The term looking glass self was created by American sociologist Charles
Horton Cooley in 1902,[1] and introduced into his work Human Nature and the
Social Order. It is described as our reflection of how we think we appear to
others. To further explain would be how oneself imagines how others view
him/her.[2] An example would be one's mother would view their child as
flawless, while another person would think differently. Cooley takes into
account three steps when using "the looking glass self". Step one is how one
imagines one looks to other people. Step two is how one imagines the judgment
of others based on how one thinks they view them. Step three is how one thinks
of how the person views them based on their previous judgments.[3]
According to Lisa McIntyre’s The Practical Skeptic: Core Concepts in
Sociology, the concept of the looking-glass self expresses the tendency for one
to understand oneself through the perception which others may hold of them.
[4]
Essentially, how one views oneself and acts heavily depends on what the
individual believes other people think of the individual. This process is
theorized to develop one's sense of identity.

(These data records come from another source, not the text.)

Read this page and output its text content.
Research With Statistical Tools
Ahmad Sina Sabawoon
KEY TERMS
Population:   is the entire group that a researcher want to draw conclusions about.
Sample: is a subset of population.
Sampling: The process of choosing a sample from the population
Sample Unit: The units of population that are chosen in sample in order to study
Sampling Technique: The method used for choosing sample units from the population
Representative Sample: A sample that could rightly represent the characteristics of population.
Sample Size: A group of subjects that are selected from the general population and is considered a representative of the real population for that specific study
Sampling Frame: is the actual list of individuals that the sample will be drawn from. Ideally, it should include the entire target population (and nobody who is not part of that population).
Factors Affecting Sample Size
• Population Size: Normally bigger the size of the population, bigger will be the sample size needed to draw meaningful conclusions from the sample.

Therefore identity, or self, is the
result of learning to see ourselves through what we perceive to be the
perceptions of others.[5]
The looking-glass self comprises three main components that are unique to
humans (Shaffer 2005).[6]

1. We imagine how we must appear to others in a social situation.


2. We imagine and react to what we feel their judgment of that appearance
must be.
3. We develop our sense of self and respond through this perceived
judgments of others.
The result is that individuals will change their behavior based on what they feel
other people think about them, even if not necessarily true. In this way, social
interaction acts as a "mirror" or a "looking-glass," since one's sense of self and
self esteem is built off of others. For example, an individual may walk into an
job interview with confidence and attempt to display this confidence. A person
in this situation most often examines the reactions of the interviewers to see if
they are positively or negatively reacting to it. If the individual notices positive
reactions, such as nodding heads or smiles, this might further develop the
individual's sense of self-confidence. If the individual notices negative
reactions, such as a lack of interest, this confidence in self often becomes
shaken and reformed in order to better oneself, even if the perceived judgments
were not necessarily true.

A separate individual is an abstraction unknown to experience, and so likewise


is society when regarded as something apart from individuals. The real human
life, which may be considered either in an individual aspect or in a social aspect,
is always both individual and general. In other words, society and individuals do
not denote separable phenomena, but are simply collective and distributive
aspects of the same thing.

A self-idea of this sort seems to have three principle elements:


1) The imagination of our appearance to the other person
2) The imagination of his judgment of that appearance
3) Some sort of self-feeling such as pride or mortification.